Ce contentieux marque une avancée inédite dans la reconnaissance de l’éco-blanchiment comme une problématique juridique à part entière. Pour la première fois en France, une multinationale pourrait être sanctionnée sur le fondement d’une communication environnementale jugée trompeuse. Cette affaire met en lumière l’importance d’un encadrement plus strict des messages véhiculés par les entreprises, et rappelle qu’un objectif climatique, pour être crédible juridiquement, ne saurait être détaché des investissements réels et des choix stratégiques opérés à court terme. Il s’agit ici d’une tentative forte de judiciarisation des promesses climatiques, qui pourrait ouvrir la voie à une jurisprudence contraignante sur les allégations écologiques.

Toutefois, la récente sanction de la DGCCRF à l’encontre de la société ISEL, qui opère la plateforme Shein, marque une étape significative dans la reconnaissance du caractère trompeur de certaines stratégies commerciales mises en œuvre par les géants de la fast fashion. Cette décision, rendue publique en juillet 2025, ne se contente pas de pointer les mécanismes classiques de manipulation des prix par le biais de promotions mensongères, elle s’attaque aussi frontalement à un usage abusif des allégations environnementales dans un contexte où le discours écologique est devenu un levier central de persuasion marketing.

Ce qui est reproché à la plateforme tient en deux volets. D’une part, la DGCCRF révèle que près de 90 % des réductions de prix affichées sur le site étaient soit inexistantes, soit moindres que ce qui était annoncé, certaines relevant même d’une hausse déguisée de prix. Ce constat s’inscrit dans une problématique désormais bien connue, celle d’une consommation incitée par la pression promotionnelle permanente, devenue une norme dans les environnements numériques. Mais d’autre part, et c’est là l’apport majeur de cette décision, la société n’a pas été en mesure de justifier les allégations environnementales qu’elle revendiquait sur son site. Elle affirmait par exemple réduire de 25 % ses émissions de gaz à effet de serre, tout en se présentant comme une entreprise responsable.

Or, dans le cadre du droit de la consommation, et plus précisément des articles L121-2 et L121-3 du Code de la consommation, une allégation environnementale constitue une information substantielle, dès lors qu’elle est susceptible d’influencer la décision économique du consommateur. À défaut de pouvoir justifier la véracité de ses engagements climatiques, la société se rend donc coupable de pratiques commerciales trompeuses par omission ou présentation mensongère. Cette qualification juridique ouvre la voie à une meilleure prise en compte du greenwashing comme comportement illicite autonome, au même titre que les rabais fictifs ou la dissimulation de frais.

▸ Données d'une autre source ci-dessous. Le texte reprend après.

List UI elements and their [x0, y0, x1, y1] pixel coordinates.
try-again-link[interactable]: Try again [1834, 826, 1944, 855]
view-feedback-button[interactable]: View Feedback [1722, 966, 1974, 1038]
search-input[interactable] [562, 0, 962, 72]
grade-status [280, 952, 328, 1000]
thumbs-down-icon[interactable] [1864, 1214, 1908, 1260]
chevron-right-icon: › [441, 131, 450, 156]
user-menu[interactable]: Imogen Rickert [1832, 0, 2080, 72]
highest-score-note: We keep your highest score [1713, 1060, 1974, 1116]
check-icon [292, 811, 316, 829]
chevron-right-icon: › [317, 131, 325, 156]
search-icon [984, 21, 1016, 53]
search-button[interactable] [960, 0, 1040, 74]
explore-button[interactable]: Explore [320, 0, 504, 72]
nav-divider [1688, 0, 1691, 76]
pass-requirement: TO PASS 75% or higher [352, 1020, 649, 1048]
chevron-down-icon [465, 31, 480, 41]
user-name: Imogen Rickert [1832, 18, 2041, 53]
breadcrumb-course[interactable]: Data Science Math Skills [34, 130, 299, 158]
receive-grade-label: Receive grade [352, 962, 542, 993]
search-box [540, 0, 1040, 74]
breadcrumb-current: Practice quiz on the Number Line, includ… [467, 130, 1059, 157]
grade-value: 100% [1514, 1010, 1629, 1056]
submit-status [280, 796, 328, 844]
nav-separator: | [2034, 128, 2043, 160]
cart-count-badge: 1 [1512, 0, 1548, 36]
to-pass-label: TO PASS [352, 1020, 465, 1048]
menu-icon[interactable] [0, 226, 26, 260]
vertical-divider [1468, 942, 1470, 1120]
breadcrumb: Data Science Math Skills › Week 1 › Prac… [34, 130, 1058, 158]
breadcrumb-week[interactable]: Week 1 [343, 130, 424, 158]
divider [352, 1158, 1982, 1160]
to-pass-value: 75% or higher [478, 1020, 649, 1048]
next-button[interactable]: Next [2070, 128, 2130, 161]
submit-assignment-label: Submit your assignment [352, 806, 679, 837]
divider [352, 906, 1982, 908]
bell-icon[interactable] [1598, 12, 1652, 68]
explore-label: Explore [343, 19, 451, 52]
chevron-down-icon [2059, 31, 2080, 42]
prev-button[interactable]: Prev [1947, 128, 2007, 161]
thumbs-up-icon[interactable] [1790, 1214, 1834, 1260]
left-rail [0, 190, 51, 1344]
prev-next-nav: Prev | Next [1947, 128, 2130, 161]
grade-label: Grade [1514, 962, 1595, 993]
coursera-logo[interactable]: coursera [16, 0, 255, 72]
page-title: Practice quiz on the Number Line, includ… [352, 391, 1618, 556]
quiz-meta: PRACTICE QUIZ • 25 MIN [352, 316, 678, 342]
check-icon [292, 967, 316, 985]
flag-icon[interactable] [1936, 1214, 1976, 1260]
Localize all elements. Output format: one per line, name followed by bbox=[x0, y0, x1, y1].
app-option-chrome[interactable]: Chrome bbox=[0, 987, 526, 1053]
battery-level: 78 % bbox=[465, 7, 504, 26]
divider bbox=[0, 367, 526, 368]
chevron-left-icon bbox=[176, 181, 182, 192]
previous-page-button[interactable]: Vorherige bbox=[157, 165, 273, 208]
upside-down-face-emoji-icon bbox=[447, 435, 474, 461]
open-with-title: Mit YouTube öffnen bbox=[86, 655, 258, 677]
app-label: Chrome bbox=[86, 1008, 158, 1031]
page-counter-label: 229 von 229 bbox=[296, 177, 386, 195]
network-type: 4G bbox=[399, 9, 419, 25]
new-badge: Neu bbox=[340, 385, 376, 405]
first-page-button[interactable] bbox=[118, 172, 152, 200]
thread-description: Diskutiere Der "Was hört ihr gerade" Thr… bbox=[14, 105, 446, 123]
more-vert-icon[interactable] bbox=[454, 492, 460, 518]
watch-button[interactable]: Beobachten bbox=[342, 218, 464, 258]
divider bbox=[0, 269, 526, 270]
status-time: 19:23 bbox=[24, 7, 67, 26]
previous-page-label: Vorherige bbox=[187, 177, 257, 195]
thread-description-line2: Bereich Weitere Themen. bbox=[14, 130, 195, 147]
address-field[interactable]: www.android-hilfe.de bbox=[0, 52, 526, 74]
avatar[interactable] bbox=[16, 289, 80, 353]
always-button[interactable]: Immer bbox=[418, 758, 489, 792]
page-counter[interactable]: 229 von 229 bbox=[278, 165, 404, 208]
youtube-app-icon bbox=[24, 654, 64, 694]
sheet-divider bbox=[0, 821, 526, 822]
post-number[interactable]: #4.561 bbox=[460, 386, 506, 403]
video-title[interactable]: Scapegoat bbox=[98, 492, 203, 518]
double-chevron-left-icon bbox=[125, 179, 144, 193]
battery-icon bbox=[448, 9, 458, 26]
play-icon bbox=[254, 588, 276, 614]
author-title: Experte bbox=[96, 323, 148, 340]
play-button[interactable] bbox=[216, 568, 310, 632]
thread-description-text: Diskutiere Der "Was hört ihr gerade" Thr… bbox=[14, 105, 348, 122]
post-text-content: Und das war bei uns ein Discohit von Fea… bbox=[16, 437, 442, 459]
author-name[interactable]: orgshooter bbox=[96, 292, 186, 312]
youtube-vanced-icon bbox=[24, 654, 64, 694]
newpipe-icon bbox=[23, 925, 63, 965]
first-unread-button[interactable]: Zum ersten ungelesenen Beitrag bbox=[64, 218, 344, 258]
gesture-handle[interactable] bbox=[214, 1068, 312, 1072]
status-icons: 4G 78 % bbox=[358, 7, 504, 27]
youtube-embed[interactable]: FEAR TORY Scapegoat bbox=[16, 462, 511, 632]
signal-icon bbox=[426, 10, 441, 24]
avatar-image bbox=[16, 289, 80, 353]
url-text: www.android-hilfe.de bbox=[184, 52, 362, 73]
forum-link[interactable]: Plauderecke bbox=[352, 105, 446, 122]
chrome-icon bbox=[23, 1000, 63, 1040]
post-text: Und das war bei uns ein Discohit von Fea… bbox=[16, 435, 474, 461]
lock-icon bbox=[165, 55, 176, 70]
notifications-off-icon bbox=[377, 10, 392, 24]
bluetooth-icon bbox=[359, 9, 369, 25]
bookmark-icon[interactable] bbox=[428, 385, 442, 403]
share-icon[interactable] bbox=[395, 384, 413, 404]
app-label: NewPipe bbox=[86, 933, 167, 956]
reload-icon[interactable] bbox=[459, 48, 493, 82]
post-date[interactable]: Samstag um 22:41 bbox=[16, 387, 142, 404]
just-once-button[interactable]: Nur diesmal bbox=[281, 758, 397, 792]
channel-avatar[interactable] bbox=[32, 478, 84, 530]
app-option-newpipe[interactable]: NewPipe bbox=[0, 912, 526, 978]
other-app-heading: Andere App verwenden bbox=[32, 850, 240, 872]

L’amende transactionnelle de 40 millions d’euros validée par la procureure de la République de Paris et acceptée par la société ISEL constitue, à ce jour, l’une des plus importantes sanctions administratives prononcées en France au titre de la tromperie environnementale. Elle envoie un signal fort aux plateformes, en leur rappelant que la communication autour de la soutenabilité n’est pas un champ libre à l’imagination commerciale. Elle inscrit dans le droit positif l’idée que toute revendication environnementale implique une responsabilité démonstrative, et qu’aucune entreprise ne peut se prévaloir d’engagements climatiques sans pouvoir en apporter les preuves.

Cette affaire illustre en creux les limites de l’encadrement juridique actuel, qui repose encore largement sur le contrôle a posteriori et sur la capacité de l’administration à engager des enquêtes techniques complexes. En l’absence d’un cadre harmonisé européen imposant des standards vérifiables pour les allégations environnementales, comme le propose la future directive « Green Claims », le risque d’un greenwashing impuni persiste. La décision de la DGCCRF apparaît dès lors comme un jalon, mais non une garantie suffisante, dans la lutte contre la désinformation verte.